With the Reserve Bank of India (RBI) scheduled to hold its bi-monthly monetary policy committee (MPC) meeting on June 4, the central bank’s governor, Sanjay Malhotra, is expected to announce results of the meeting on Friday. It’s anticipated that there will be at least 25 basis points (0.25 per cent) or 50 basis points (which is 0.5 per cent) rate cut, further encouraging India’s credit cycle and boosting growth even though there will be a lag between implementation and effective results.
RBI has been on a rate-cut mission since February this year, when it announced a 25 basis-point cut, shifting its stance from ‘Neutral’ to ‘Accommodative’.
An SBI research has predicted a cumulative rate cut over the cycle to touch 100 basis points to keep domestic growth momentum intact.

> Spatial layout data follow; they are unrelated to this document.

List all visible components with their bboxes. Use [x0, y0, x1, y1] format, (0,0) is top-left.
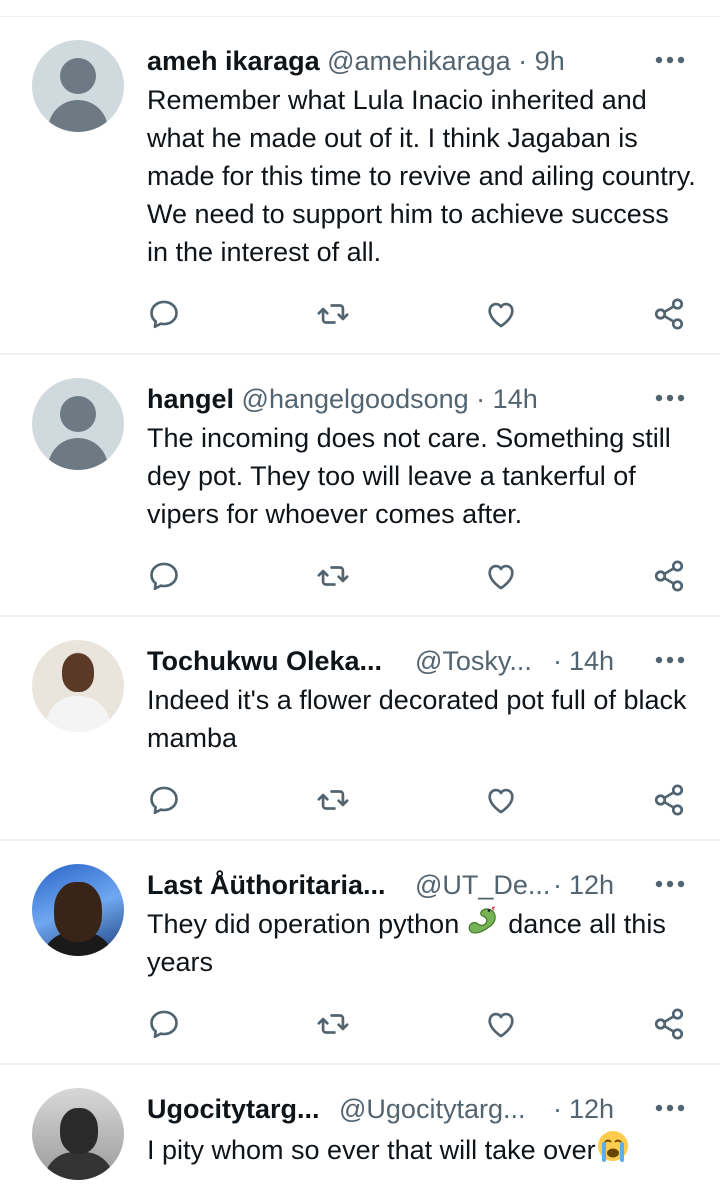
tweet-text: Indeed it's a flower decorated pot full … — [147, 685, 687, 753]
tweet-1[interactable]: ameh ikaraga @amehikaraga · 9h Remember … — [0, 17, 720, 355]
reply-feed: ameh ikaraga @amehikaraga · 9h Remember … — [0, 0, 720, 1190]
tweet-header: Tochukwu Oleka... @Tosky... · 14h — [147, 643, 687, 679]
timestamp[interactable]: 12h — [569, 867, 614, 903]
tweet-header: Last Åüthoritaria... @UT_De... · 12h — [147, 867, 687, 903]
like-icon[interactable] — [484, 1007, 518, 1041]
tweet-text: I pity whom so ever that will take over — [147, 1129, 707, 1169]
reply-icon[interactable] — [147, 559, 181, 593]
tweet-5[interactable]: Ugocitytarg... @Ugocitytarg... · 12h I p… — [0, 1065, 720, 1190]
tweet-text-start: They did operation python — [147, 909, 467, 939]
loudly-crying-face-emoji-icon — [597, 1131, 628, 1162]
repost-icon[interactable] — [316, 783, 350, 817]
timestamp[interactable]: 12h — [569, 1091, 614, 1127]
tweet-3[interactable]: Tochukwu Oleka... @Tosky... · 14h Indeed… — [0, 617, 720, 841]
user-handle[interactable]: @UT_De... — [415, 867, 550, 903]
timestamp[interactable]: 14h — [569, 643, 614, 679]
snake-emoji-icon — [468, 906, 496, 934]
display-name[interactable]: Last Åüthoritaria... — [147, 867, 386, 903]
like-icon[interactable] — [484, 783, 518, 817]
reply-icon[interactable] — [147, 1007, 181, 1041]
reply-icon[interactable] — [147, 783, 181, 817]
user-handle[interactable]: @hangelgoodsong — [242, 384, 469, 414]
share-icon[interactable] — [652, 783, 686, 817]
tweet-header: Ugocitytarg... @Ugocitytarg... · 12h — [147, 1091, 687, 1127]
separator: · — [476, 384, 486, 414]
tweet-header: ameh ikaraga @amehikaraga · 9h — [147, 43, 565, 79]
avatar[interactable] — [32, 640, 124, 732]
avatar[interactable] — [32, 1088, 124, 1180]
display-name[interactable]: hangel — [147, 384, 234, 414]
like-icon[interactable] — [484, 297, 518, 331]
separator: · — [553, 1094, 562, 1124]
tweet-4[interactable]: Last Åüthoritaria... @UT_De... · 12h The… — [0, 841, 720, 1065]
tweet-header: hangel @hangelgoodsong · 14h — [147, 381, 538, 417]
tweet-text-start: I pity whom so ever that will take over — [147, 1135, 596, 1165]
more-icon[interactable] — [654, 655, 686, 665]
more-icon[interactable] — [654, 879, 686, 889]
more-icon[interactable] — [654, 55, 686, 65]
user-handle[interactable]: @amehikaraga — [327, 46, 511, 76]
display-name[interactable]: Ugocitytarg... — [147, 1091, 320, 1127]
user-handle[interactable]: @Tosky... — [415, 643, 532, 679]
display-name[interactable]: Tochukwu Oleka... — [147, 643, 382, 679]
more-icon[interactable] — [654, 393, 686, 403]
share-icon[interactable] — [652, 297, 686, 331]
separator: · — [553, 646, 562, 676]
timestamp[interactable]: 14h — [493, 384, 538, 414]
share-icon[interactable] — [652, 559, 686, 593]
user-handle[interactable]: @Ugocitytarg... — [339, 1091, 525, 1127]
tweet-text: The incoming does not care. Something st… — [147, 423, 671, 529]
display-name[interactable]: ameh ikaraga — [147, 46, 320, 76]
avatar[interactable] — [32, 864, 124, 956]
reply-icon[interactable] — [147, 297, 181, 331]
separator: · — [518, 46, 528, 76]
more-icon[interactable] — [654, 1103, 686, 1113]
like-icon[interactable] — [484, 559, 518, 593]
avatar[interactable] — [32, 40, 124, 132]
share-icon[interactable] — [652, 1007, 686, 1041]
tweet-text: Remember what Lula Inacio inherited and … — [147, 85, 696, 267]
timestamp[interactable]: 9h — [535, 46, 565, 76]
repost-icon[interactable] — [316, 1007, 350, 1041]
avatar[interactable] — [32, 378, 124, 470]
repost-icon[interactable] — [316, 559, 350, 593]
repost-icon[interactable] — [316, 297, 350, 331]
tweet-text: They did operation python dance all this… — [147, 905, 697, 981]
tweet-2[interactable]: hangel @hangelgoodsong · 14h The incomin… — [0, 355, 720, 617]
separator: · — [553, 870, 562, 900]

Who profits from the rate cut?
The RBI purchased government bonds worth ₹5.3 trillion from December 2024-end to May 2025. With a reversal in its tightening norms, the focus has been to push industry growth. In February 2025, the IIP growth slowed to 2.9%, down from 5.2% in January, according to the Economic Times. Those who profit from interest rate cuts the most are industries and businesspeople, since borrowing becomes easier and trade flourishes. As consumption increases, so does growth.

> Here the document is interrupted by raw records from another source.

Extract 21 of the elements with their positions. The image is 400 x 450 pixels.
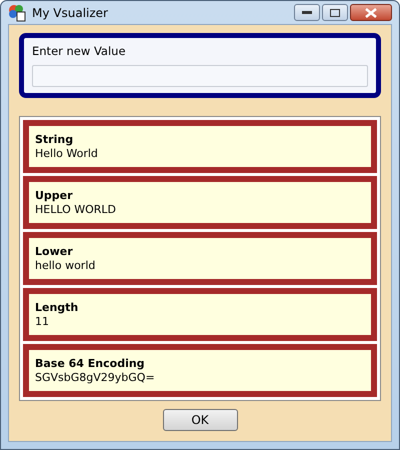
close-icon [365,8,377,18]
close-button[interactable] [350,4,392,21]
value-input-field[interactable] [32,65,368,87]
result-name: Length [35,301,80,314]
result-name: Base 64 Encoding [35,357,146,370]
minimize-icon [302,10,312,14]
result-value: hello world [35,259,96,272]
result-value: HELLO WORLD [35,203,118,216]
result-value: 11 [35,315,50,328]
ok-button[interactable]: OK [162,409,238,431]
window-title: My Vsualizer [32,6,109,20]
app-icon [8,4,26,22]
field-label: Enter new Value [32,44,127,58]
maximize-icon [330,8,340,16]
maximize-button[interactable] [322,4,348,21]
result-value: Hello World [35,147,99,160]
minimize-button[interactable] [294,4,320,21]
result-name: Lower [35,245,74,258]
result-name: Upper [35,189,74,202]
result-value: SGVsbG8gV29ybGQ= [35,371,156,384]
result-name: String [35,133,74,146]
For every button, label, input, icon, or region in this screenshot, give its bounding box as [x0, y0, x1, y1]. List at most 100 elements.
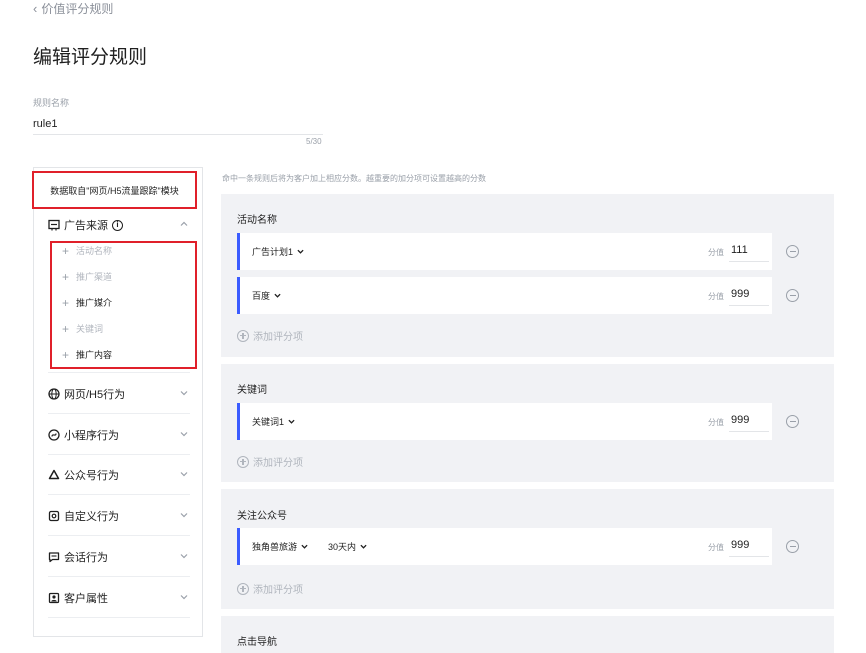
rule-section-campaign-name: 活动名称 广告计划1 分值 111 百度 分值 999 添加评分项 [221, 194, 834, 357]
ad-item-medium[interactable]: + 推广媒介 [62, 296, 112, 309]
score-input[interactable]: 999 [729, 286, 769, 306]
plus-icon: + [62, 269, 70, 284]
add-label: 添加评分项 [253, 458, 303, 469]
info-icon[interactable]: i [112, 219, 123, 231]
rule-value-select[interactable]: 广告计划1 [252, 245, 304, 258]
divider [48, 454, 190, 455]
select-value: 独角兽旅游 [252, 542, 298, 552]
plus-circle-icon [237, 582, 249, 595]
divider [48, 576, 190, 577]
ad-item-channel: + 推广渠道 [62, 270, 112, 283]
ad-icon [48, 219, 60, 231]
chevron-down-icon [360, 544, 367, 549]
divider [48, 413, 190, 414]
ad-item-label: 关键词 [76, 324, 104, 334]
time-range-select[interactable]: 30天内 [328, 540, 367, 553]
rule-value-select[interactable]: 百度 [252, 289, 281, 302]
miniprogram-icon [48, 429, 60, 441]
profile-icon [48, 592, 60, 604]
chevron-down-icon [180, 595, 188, 600]
chevron-down-icon [180, 554, 188, 559]
select-value: 关键词1 [252, 417, 285, 427]
add-label: 添加评分项 [253, 332, 303, 343]
official-account-icon [48, 469, 60, 481]
remove-rule-button[interactable] [786, 415, 799, 428]
chevron-down-icon [301, 544, 308, 549]
back-label: 价值评分规则 [41, 2, 114, 16]
group-miniprogram[interactable]: 小程序行为 [48, 425, 190, 445]
select-value: 30天内 [328, 542, 357, 552]
custom-event-icon [48, 510, 60, 522]
divider [48, 494, 190, 495]
add-label: 添加评分项 [253, 585, 303, 596]
group-ad-source[interactable]: 广告来源 i [48, 215, 190, 235]
remove-rule-button[interactable] [786, 245, 799, 258]
add-rule-item-button[interactable]: 添加评分项 [237, 328, 303, 343]
divider [48, 535, 190, 536]
score-input[interactable]: 999 [729, 537, 769, 557]
rule-name-label: 规则名称 [33, 98, 70, 108]
score-label: 分值 [708, 543, 724, 552]
rule-section-click-nav: 点击导航 [221, 616, 834, 653]
group-label: 公众号行为 [64, 470, 119, 482]
chevron-down-icon [180, 432, 188, 437]
group-customer-profile[interactable]: 客户属性 [48, 588, 190, 608]
group-label: 广告来源 [64, 220, 108, 232]
group-label: 网页/H5行为 [64, 389, 126, 401]
section-title: 关注公众号 [237, 511, 287, 522]
chevron-down-icon [180, 513, 188, 518]
ad-item-label: 推广渠道 [76, 272, 113, 282]
chevron-left-icon: ‹ [33, 0, 38, 16]
ad-item-keyword: + 关键词 [62, 322, 103, 335]
ad-item-campaign-name: + 活动名称 [62, 244, 112, 257]
rule-name-char-count: 5/30 [306, 137, 322, 146]
divider [48, 617, 190, 618]
plus-icon: + [62, 295, 70, 310]
rule-name-input[interactable] [33, 114, 323, 135]
score-input[interactable]: 111 [729, 242, 769, 262]
group-session[interactable]: 会话行为 [48, 547, 190, 567]
section-title: 点击导航 [237, 637, 277, 648]
divider [48, 372, 190, 373]
group-label: 自定义行为 [64, 511, 119, 523]
rule-row: 百度 分值 999 [237, 277, 772, 314]
plus-icon: + [62, 321, 70, 336]
ad-item-label: 推广内容 [76, 350, 113, 360]
source-note: 数据取自"网页/H5流量跟踪"模块 [32, 171, 197, 209]
page-title: 编辑评分规则 [33, 47, 148, 68]
chevron-down-icon [180, 391, 188, 396]
rules-hint: 命中一条规则后将为客户加上相应分数。越重要的加分项可设置越高的分数 [222, 174, 486, 183]
score-input[interactable]: 999 [729, 412, 769, 432]
group-label: 客户属性 [64, 593, 108, 605]
rule-row: 广告计划1 分值 111 [237, 233, 772, 270]
plus-icon: + [62, 347, 70, 362]
rule-section-follow-account: 关注公众号 独角兽旅游 30天内 分值 999 添加评分项 [221, 489, 834, 609]
ad-item-content[interactable]: + 推广内容 [62, 348, 112, 361]
remove-rule-button[interactable] [786, 540, 799, 553]
chevron-down-icon [274, 293, 281, 298]
group-web-h5[interactable]: 网页/H5行为 [48, 384, 190, 404]
ad-item-label: 推广媒介 [76, 298, 113, 308]
group-official-account[interactable]: 公众号行为 [48, 465, 190, 485]
rule-value-select[interactable]: 独角兽旅游 [252, 540, 308, 553]
plus-circle-icon [237, 329, 249, 342]
add-rule-item-button[interactable]: 添加评分项 [237, 581, 303, 596]
group-label: 小程序行为 [64, 430, 119, 442]
rule-row: 关键词1 分值 999 [237, 403, 772, 440]
add-rule-item-button[interactable]: 添加评分项 [237, 454, 303, 469]
rule-value-select[interactable]: 关键词1 [252, 415, 295, 428]
score-label: 分值 [708, 418, 724, 427]
chevron-up-icon [180, 221, 188, 226]
chat-icon [48, 551, 60, 563]
score-label: 分值 [708, 292, 724, 301]
remove-rule-button[interactable] [786, 289, 799, 302]
rule-section-keyword: 关键词 关键词1 分值 999 添加评分项 [221, 364, 834, 482]
chevron-down-icon [180, 472, 188, 477]
group-label: 会话行为 [64, 552, 108, 564]
select-value: 广告计划1 [252, 247, 294, 257]
section-title: 关键词 [237, 385, 267, 396]
back-link[interactable]: ‹ 价值评分规则 [33, 0, 113, 17]
select-value: 百度 [252, 291, 271, 301]
group-custom-event[interactable]: 自定义行为 [48, 506, 190, 526]
ad-item-label: 活动名称 [76, 246, 113, 256]
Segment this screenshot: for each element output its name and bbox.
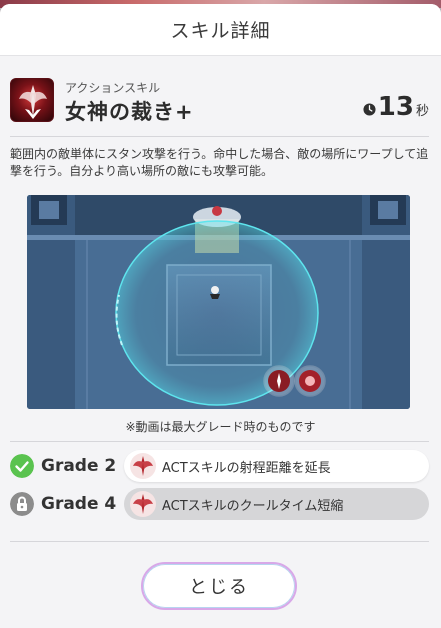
skill-cooldown: 13 秒 [363,92,429,122]
grade-effect-text: ACTスキルの射程距離を延長 [162,460,331,476]
lock-icon [10,492,34,516]
grade-effect-pill: ACTスキルの射程距離を延長 [124,450,429,482]
divider [10,441,429,442]
check-circle-icon [10,454,34,478]
skill-type-label: アクションスキル [65,81,161,95]
grade-row-2: Grade 2 ACTスキルの射程距離を延長 [10,450,431,482]
skill-emblem-icon [130,453,156,479]
skill-name: 女神の裁き+ [65,100,194,124]
clock-icon [363,103,376,116]
skill-header: アクションスキル 女神の裁き+ 13 秒 [10,78,431,130]
grade-effect-text: ACTスキルのクールタイム短縮 [162,498,344,514]
grade-row-4: Grade 4 ACTスキルのクールタイム短縮 [10,488,431,520]
cooldown-unit: 秒 [415,104,429,119]
cooldown-value: 13 [377,92,414,122]
skill-emblem-icon [130,491,156,517]
grade-label: Grade 2 [41,456,117,476]
skill-description: 範囲内の敵単体にスタン攻撃を行う。命中した場合、敵の場所にワープして追撃を行う。… [10,147,429,178]
dialog-header: スキル詳細 [0,4,441,56]
close-button[interactable]: とじる [141,562,297,610]
grade-effect-pill: ACTスキルのクールタイム短縮 [124,488,429,520]
preview-note: ※動画は最大グレード時のものです [125,420,316,434]
skill-emblem-icon [10,78,54,122]
divider [10,541,429,542]
grade-label: Grade 4 [41,494,117,514]
skill-preview-video[interactable] [27,195,410,409]
dialog-title: スキル詳細 [170,20,271,42]
divider [10,136,429,137]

The other sectors expected to show positive results are housing, cars and two-wheeler sales.
However, all rate cuts come with the imminent danger of increasing inflation, which, so far, has remained within tolerance band. Headline CPI inflation has stayed below February’s 4 per cent target; food inflation has slowed down and core inflation has been subdued for two years.
Who feels the burn?
Those who feel the brunt of interest rate-cuts are retirees and fixed-income group individuals, for whom borrowing money for personal loans turns out to be more expensive.
The only potential headwinds to growth are expected from tariff uncertainty, slowed urban consumption, and private corporate capex.
What next?
However, as economic growth pulsates, the RBI tunes down the rate-cuts and ensures the public does not feel the pinch of inflation. However, experts see space for further rate cuts over the year, with terminal rep rate reaching 5.25 per cent in FY 26.